The Family Impact Star measures individual outcomes such as self-esteem, parenting skills and emotional well-being as well as more community-focussed outcomes such as a person’s social networks and levels of community engagement and participation.  The project works with families to identify scores out of ten for these factors, and uses findings to develop Family Support Plans and to prioritise support. This evaluation is complimented by session records, activity evaluations and case studies.

Achievements

Qualitative evaluation has shown that people are receiving a range of benefits from the programme, as demonstrated by the following quotes from families:

Grassroots was introduced to us for my daughter and grandson and I as a Granny have had a new lease of life through Grassroots.  We live extremely remote and both my daughter and myself don’t drive so they have supported us with volunteer driver who is one in a million giving up her time to drive out to us and bring us to everything.  Grassroots has boosted my confidence in that I’d love to volunteer if I ever learn to drive (hopefully in the near future).  It has introduced me to things I never thought I’d have the confidence.  Grassroots is a fantastic project not just for young mothers and fathers but for grandparents as well.  I’d like to take this opportunity to thank all the volunteers and staff at Healthy Valleys and Grassroots you aren’t just an organisation, you are extended family. (Grassroots Grandmother, March 2013)

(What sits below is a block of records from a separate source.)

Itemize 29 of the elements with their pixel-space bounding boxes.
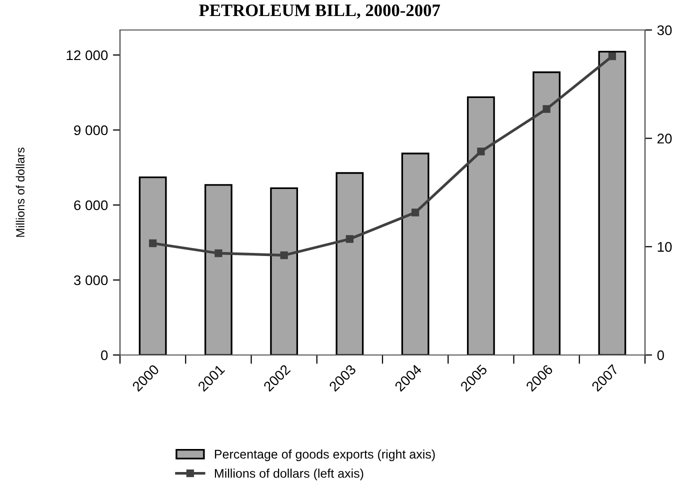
bar: [401, 152, 430, 355]
point: [148, 239, 157, 248]
bar: [204, 184, 232, 355]
bar: [270, 187, 298, 355]
chart-title: PETROLEUM BILL, 2000-2007: [199, 4, 440, 19]
y-tick-label: 9 000: [74, 125, 108, 136]
point: [280, 251, 288, 260]
legend-label: Percentage of goods exports (right axis): [214, 449, 435, 462]
bar: [598, 50, 626, 355]
y2-tick-label: 0: [657, 350, 664, 360]
y-axis-title: Millions of dollars: [16, 148, 24, 237]
bar: [336, 172, 364, 355]
point: [608, 52, 616, 60]
y-tick-label: 12 000: [66, 50, 108, 60]
bar: [532, 71, 561, 355]
y2-tick-label: 30: [657, 25, 672, 36]
legend-label: Millions of dollars (left axis): [214, 468, 364, 480]
y-tick-label: 3 000: [74, 275, 108, 286]
y2-tick-label: 10: [658, 242, 672, 252]
y2-tick-label: 20: [658, 134, 672, 144]
bar: [138, 176, 167, 355]
y-tick-label: 6 000: [74, 200, 108, 210]
bar: [466, 96, 495, 355]
point: [214, 249, 222, 258]
y-tick-label: 0: [101, 350, 108, 360]
point: [411, 208, 420, 216]
point: [346, 235, 354, 243]
point: [542, 105, 550, 113]
point: [477, 148, 485, 156]
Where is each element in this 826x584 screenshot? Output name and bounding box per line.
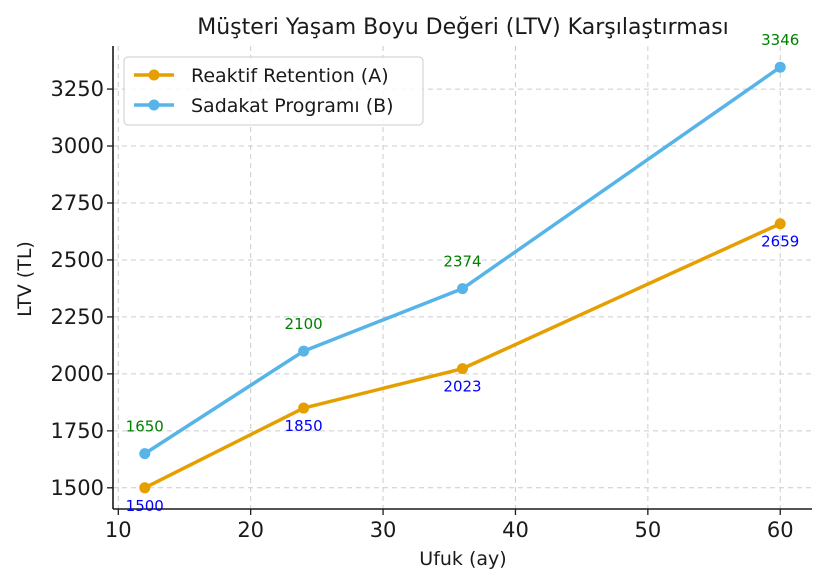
data-point (457, 283, 468, 295)
x-tick-label: 10 (105, 518, 132, 542)
x-axis-title: Ufuk (ay) (419, 548, 506, 570)
y-tick-label: 1750 (51, 419, 104, 443)
data-label: 1500 (126, 497, 164, 515)
series-line (143, 222, 781, 490)
y-axis-title: LTV (TL) (14, 241, 36, 317)
y-tick-label: 2500 (51, 248, 104, 272)
y-tick-label: 3000 (51, 134, 104, 158)
y-tick-label: 2250 (51, 305, 104, 329)
data-label: 2374 (443, 253, 481, 271)
y-tick-label: 2000 (51, 362, 104, 386)
x-tick-label: 30 (370, 518, 397, 542)
x-tick-label: 20 (237, 518, 264, 542)
data-point (139, 482, 151, 494)
x-tick-label: 50 (634, 518, 661, 542)
data-label: 1650 (126, 418, 164, 436)
y-tick-label: 2750 (51, 191, 104, 215)
data-point (457, 363, 468, 375)
data-label: 3346 (761, 31, 799, 49)
data-point (774, 61, 786, 73)
tick-labels: 10 20 30 40 50 60 1500 1750 2000 2250 2500 2750 3000… (51, 77, 794, 542)
data-label: 2659 (761, 233, 799, 251)
data-label: 2100 (285, 315, 323, 333)
data-point (298, 345, 310, 357)
series-lines (139, 61, 786, 494)
legend-label: Sadakat Programı (B) (191, 95, 394, 117)
legend-marker (148, 99, 160, 111)
series-line (143, 65, 782, 456)
data-label: 1850 (285, 417, 323, 435)
y-tick-label: 3250 (51, 77, 104, 101)
data-label: 2023 (443, 378, 481, 396)
y-tick-label: 1500 (51, 476, 104, 500)
data-point (774, 218, 786, 230)
x-tick-label: 60 (767, 518, 794, 542)
legend-label: Reaktif Retention (A) (191, 65, 389, 87)
legend: Reaktif Retention (A) Sadakat Programı (B… (123, 56, 424, 126)
legend-box (123, 56, 424, 126)
data-point (298, 402, 310, 414)
x-tick-label: 40 (502, 518, 529, 542)
chart-title: Müşteri Yaşam Boyu Değeri (LTV) Karşılaş… (197, 15, 729, 40)
data-labels: 1500 1850 2023 2659 1650 2100 2374 3346 (126, 31, 800, 515)
data-point (139, 448, 151, 460)
axes (107, 46, 812, 515)
legend-marker (148, 69, 160, 81)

The Grassroots Project has helped me meet new people and build self esteem.  I hid away in my house after the death of my daughter and the workers and volunteers helped me with my grieving process and to have a better quality of life away from the house.  Families at Healthy ValleysThe activities are great for bonding and sharing your stories and especially good for kids to meet new people as we live in a small village.  Overall, I could not cope as well without the Grassroots Project.  Also, I get lots of help with transport for my disabled daughter who is hypoplastic left heart syndrome (no left side of the heart) back and forward to hospital appointments.  I myself have been diagnosed autistic pavosis and auto arthritis.  Grassroots have helped me come to terms with this, they are very supportive in all aspects of my family life, I never set foot outside my house until Grassroots helped me. (Grassroots Mother, February 2013)

Just phoning to say thank you so much for the help you provided a grassroots client to get to the hospital and to have her baby.  I appreciate all that Healthy Valleys does and it really helps me out a lot and makes it a lot easier.  Your service is absolutely vital in rural South Lanarkshire to promote health for pregnant women and to support them to attend their health care appointments, with the volunteers providing this, these women wouldn’t have healthy pregnancies or babies.  Thank you (Midwife, March 2013)

Lessons & Learning

Family Impact Star has proven to be an extremely useful way of visualising impact on families who take part in the Grassroots Project. By embedding regular evaluation at the core of Grassroots, Healthy Valleys has illustrated that evaluation need not be seen as an ‘add-on’ that distracts from delivering services.  Rather, the evaluation, involving planning, reflection and improvement, is a crucial part of the service delivery.

The project was also externally evaluated in March 2011, something that led to the Big Lottery funding after evaluation findings suggested extending the programme wider.  More recently, Healthy Valleys commissioned the Universities of Strathclyde and West of Scotland to conduct a longitudinal study of outcomes, which is still in progress.

Healthy Valleys’ ambition is for the Grassroots Project to be replicated in other parts of Scotland and the evaluation will be used to help make a case to decision makers for further funding.